RockPile Energy Services, Triangle’s oilfield services subsidiary, generated $69.4 million of stand-alone revenue during 2Q2016, a 32% decline from 2Q2015 ($102.1 million). RockPile completed 48 wells — 39 for third parties and nine for TUSA — during the most recent quarter.

Triangle reported a consolidated net loss of $193.3 million for 2Q2016, equating to a loss of $2.56/share. By comparison, the company reported $14.6 million in net income in 2Q2015, posting income of 15 cents/share.

In a note Wednesday, BMO Capital Markets Dan McSpirit said it “makes sense” that Triangle is trying to preserve liquidity while commodity prices remain low, and it was anybody’s guess as to how long the downturn would last. But he said that raised questions about the economic limit of Triangle’s holdings in the Williston Basin, which are prospective to the Middle Bakken Shale and the Three Forks formation.

“The company’s own return sensitivities…confirm that higher prices are needed to justify putting capital back in the ground,” McSpirit said. “You can qualify that statement as the perspective is that of a small-cap producer, one with maybe more limited means. The same rule of putting capital to work in the highest returning project still applies, however.

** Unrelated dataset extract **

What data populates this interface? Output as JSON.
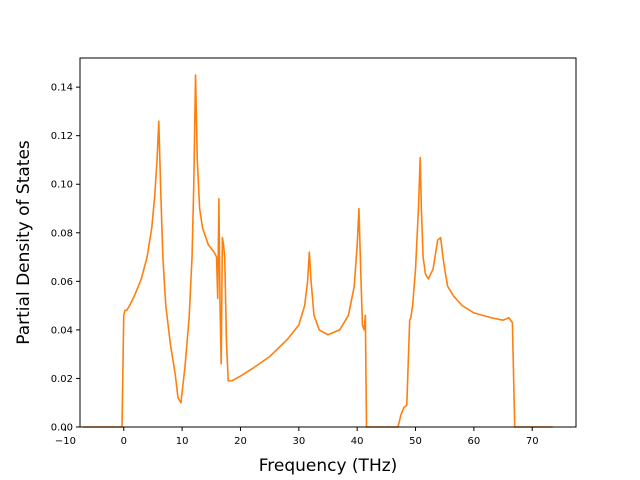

“The point is that the economic limit for this producer (and others) is (much) higher than where the commodity is trading.”

According to Triangle reported $286.7 million in pro forma liquidity at the end of 2Q2016, including $17 million in cash available to TUSA and RockPile. No term debt matures until 2022.

Triangle holds about 79,000 net acres in the core area of the Williston Basin, mostly in North Dakota’s McKenzie and Williams counties, of which 64% is operated and 89% in held by production.